In general (well, this has very little to do with your question, but I feel the need to vent about this anyway) the official translation is just plain klutzy about everything. There's no conscientiousness about character voice, one of the most important things in translating Digimon works. References to the original series' plot points or lore don't match up at all, and I don't get the impression the translator or editor was familiar with the original series. (Adventure tri. and The Beginning's subs had this problem too, but not to the same degree; in the case of Adventure tri., the lore was vaguely referenced or contradictory in Japanese to the extent a compliant English translation probably wouldn't have even been possible, and in the case of The Beginning, the issues were less common and less plot-relevant.) Even beyond just plot-important lines, there are far too many lines that are semantically mistranslated.
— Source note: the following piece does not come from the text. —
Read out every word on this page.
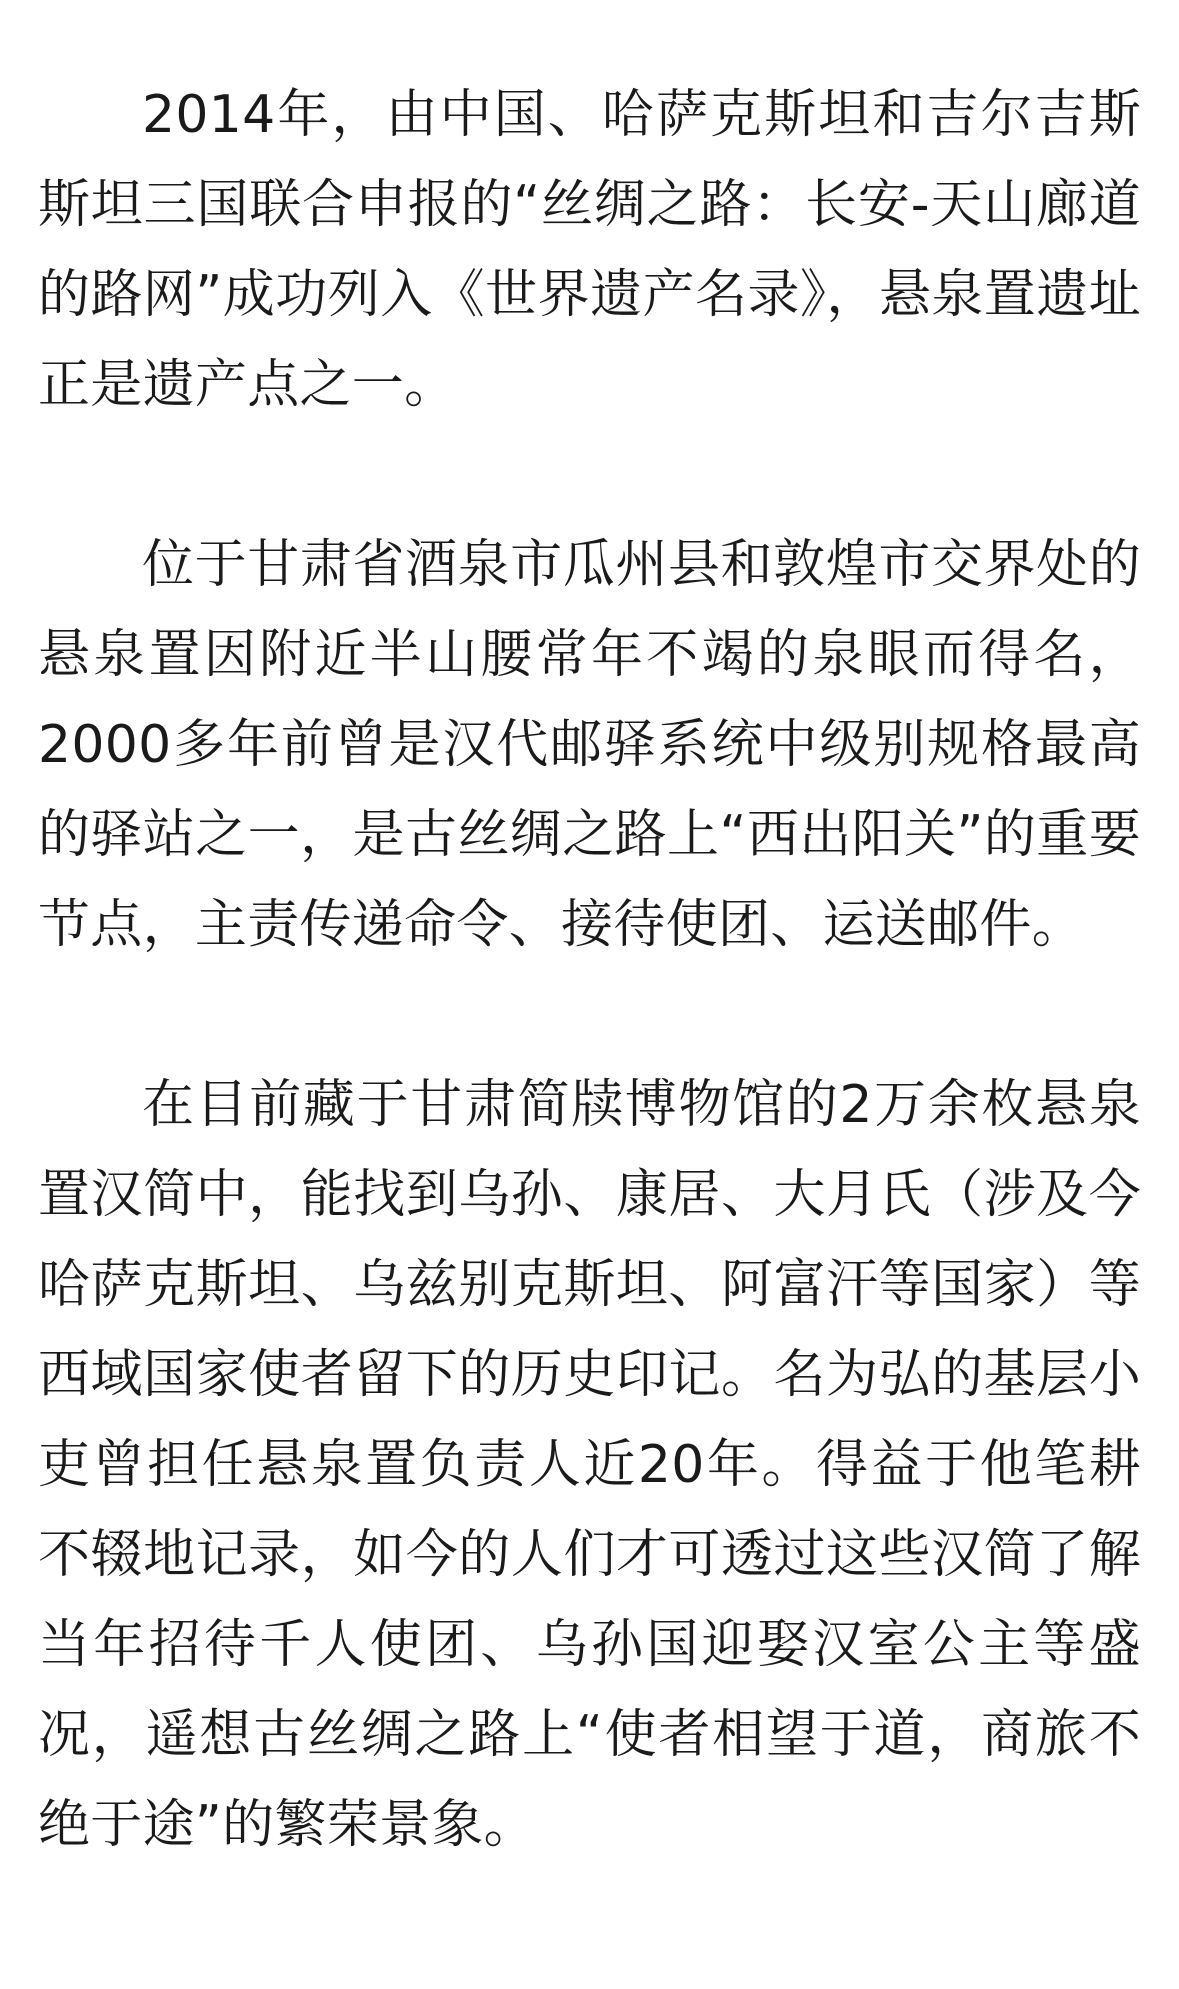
2014年，由中国、哈萨克斯坦和吉尔吉斯斯坦三国联合申报的“丝绸之路：长安-天山廊道的路网”成功列入《世界遗产名录》，悬泉置遗址正是遗产点之一。

位于甘肃省酒泉市瓜州县和敦煌市交界处的悬泉置因附近半山腰常年不竭的泉眼而得名，2000多年前曾是汉代邮驿系统中级别规格最高的驿站之一，是古丝绸之路上“西出阳关”的重要节点，主责传递命令、接待使团、运送邮件。

在目前藏于甘肃简牍博物馆的2万余枚悬泉置汉简中，能找到乌孙、康居、大月氏（涉及今哈萨克斯坦、乌兹别克斯坦、阿富汗等国家）等西域国家使者留下的历史印记。名为弘的基层小吏曾担任悬泉置负责人近20年。得益于他笔耕不辍地记录，如今的人们才可透过这些汉简了解当年招待千人使团、乌孙国迎娶汉室公主等盛况，遥想古丝绸之路上“使者相望于道，商旅不绝于途”的繁荣景象。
All of it makes the movie an unpleasant experience to watch in terms of sheer vibe, and that's something I think is far more important than people tend to treat it as.
I will give a disclaimer that I feel obligated to give during these situations: if you did not like the movie, while I think it is highly likely that you'll enjoy it better with a properly done translation, I cannot guarantee that it'll turn your opinion over 180 degrees and make it your favorite movie ever. I am a translator before I am a literary critic, so while literary analysis is important for a translator, there is a point I have to hold back before it starts turning into my own fanfiction. But it's exactly because of this that the official translation is so poisonous, because a translator's job should be to maximize potential for readings and interpretations for others. If a work could potentially have a "nonsense interpretation" and a "sensible interpretation", and a translation outright invalidates the possibility of having the sensible interpretation because of how sloppy and nonsensical it is, it becomes a perfect example of what I've referred to as "insidiously bad translation", where it looks passable on the surface but is far more poisonous than it seems.